2° L’homme pense, opère des mouvements, et agit, j’en conviens, mais d’une manière subordonnée aux inviolables lois du destin. Tout avait été prévu par la Divinité, tout avait été réglé ; mais l’homme, qui ignore l’avenir, ne s’aperçoit pas que, en semblant agir indépendamment, toutes ses actions tendent à remplir les décrets de la Providence.

On voit la Liberté, cette esclave si fière,
Par d’invisible nœuds dans ces lieux prisonnière :
Sous un joug inconnu, que rien ne peut briser,
Dieu sait l’assujettir sans la tyranniser.

(Henriade, ch. VIII, v. 289.)

3° Je vous avoue que j’ai été ébloui par le début de votre troisième objection. J’avoue qu’un dieu trompeur, issu de mon propre système, me surprit ; mais il faut examiner si ce dieu nous trompe autant qu’on veut bien le faire croire.

Ce n’est point l’Être infiniment sage, infiniment conséquent qui en impose à ses créatures par une liberté feinte qu’il semble leur avoir donnée. Il ne leur dit point : Vous êtes libres, vous pouvez agir selon votre volonté ; mais il a trouvé à propos de cacher à leurs yeux les ressorts qui les font agir. Il ne s’agit point ici du ministère des passions, qui est une voie entièrement ouverte à notre sujétion ; au contraire, il ne s’agit que des motifs qui déterminent notre volonté. C’est une idée d’un bonheur que nous nous figurons, ou d’un avantage qui nous flatte, et dont la représentation sert de règle à tous les actes de notre volonté. Par exemple, un voleur ne déroberait point s’il ne se figurait un état heureux dans la possession du bien qu’il veut ravir ; un avare n’amasserait pas trésor sur trésor, s’il ne se représentait pas un bonheur idéal dans l’entassement de toutes ses richesses ; un soldat n’exposerait point sa vie, s’il ne trouvait sa félicité dans l’idée de la gloire et de la réputation qu’il peut acquérir ; d’autres, dans l’avancement ; d’autres, dans des récompenses qu’ils attendent ; en un mot, tous les hommes ne se gouvernent que par les idées qu’ils ont de leur avantage et de leur bien-être.

4° Je crois d’ailleurs que j’ai suffisamment développé la contradiction qui se trouve dans le système du franc arbitre tant par rapport aux perfections de Dieu que relativement à ce que l’expérience nous confirme.

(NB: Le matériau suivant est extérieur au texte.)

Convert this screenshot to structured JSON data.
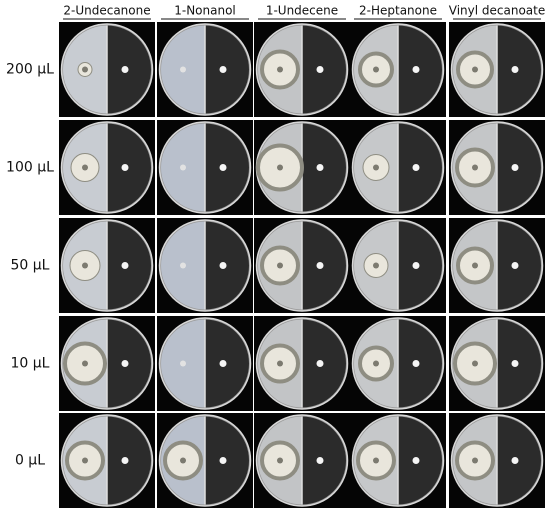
{
  "columns": [
    "2-Undecanone",
    "1-Nonanol",
    "1-Undecene",
    "2-Heptanone",
    "Vinyl decanoate"
  ],
  "rows": [
    "200 μL",
    "100 μL",
    "50 μL",
    "10 μL",
    "0 μL"
  ]
}
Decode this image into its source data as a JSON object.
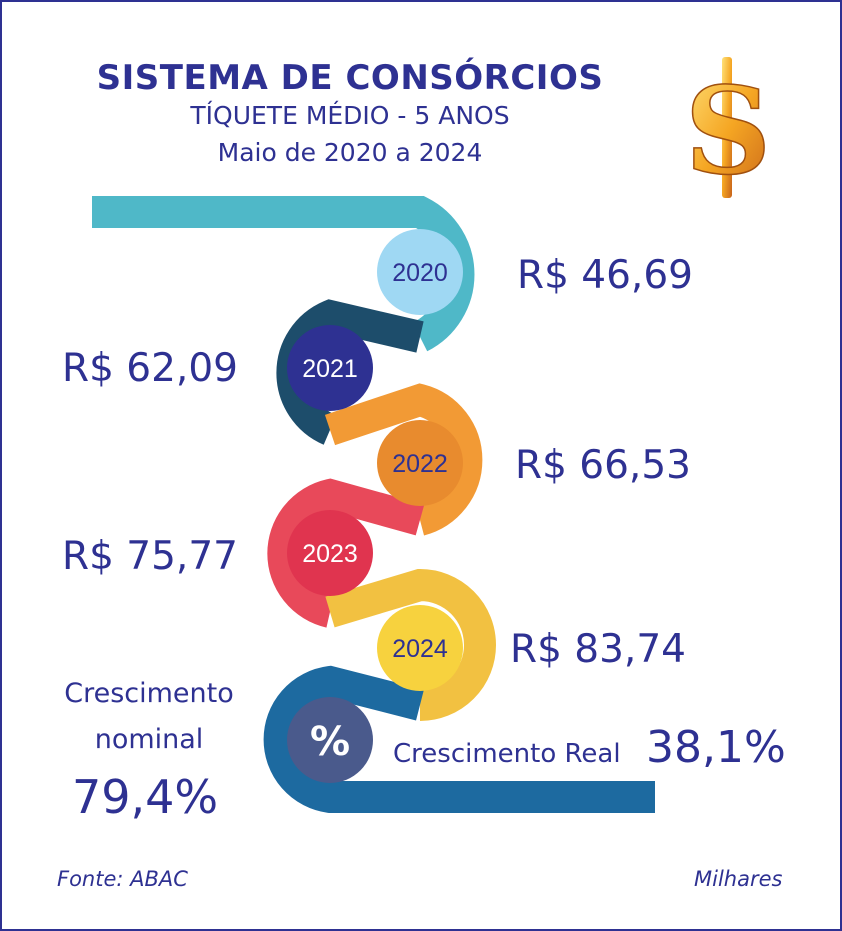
{
  "header": {
    "title": "SISTEMA DE CONSÓRCIOS",
    "subtitle": "TÍQUETE MÉDIO - 5 ANOS",
    "period": "Maio de 2020 a 2024"
  },
  "icon": "dollar-sign-icon",
  "chart_data": {
    "type": "timeline",
    "unit": "Milhares",
    "points": [
      {
        "year": "2020",
        "label": "R$ 46,69",
        "value": 46.69,
        "color": "#9fd8f3",
        "track_color": "#4fb8c8"
      },
      {
        "year": "2021",
        "label": "R$ 62,09",
        "value": 62.09,
        "color": "#2e3192",
        "track_color": "#1d4d6b"
      },
      {
        "year": "2022",
        "label": "R$ 66,53",
        "value": 66.53,
        "color": "#e88b2e",
        "track_color": "#f29a35"
      },
      {
        "year": "2023",
        "label": "R$ 75,77",
        "value": 75.77,
        "color": "#e0344f",
        "track_color": "#e8495a"
      },
      {
        "year": "2024",
        "label": "R$ 83,74",
        "value": 83.74,
        "color": "#f7d23e",
        "track_color": "#f2c141"
      }
    ]
  },
  "growth": {
    "nominal_line1": "Crescimento",
    "nominal_line2": "nominal",
    "nominal_value": "79,4%",
    "real_label": "Crescimento Real",
    "real_value": "38,1%",
    "symbol": "%",
    "symbol_color": "#4a5a8c",
    "track_color": "#1d6aa0"
  },
  "footer": {
    "source": "Fonte: ABAC",
    "unit": "Milhares"
  }
}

Vous conviendrez donc avec moi que les moindres actions de la vie découlent d’un principe certain, d’une idée de bonheur qui nous frappe ; et c’est ce qu’on appelle motifs raisonnables, qui sont, selon moi, les cordes et les

  1. La liberté d’agir d’une manière diamétralement opposée à ce qu’il a une fois voulu. (Variante des Œuvres posthumes.)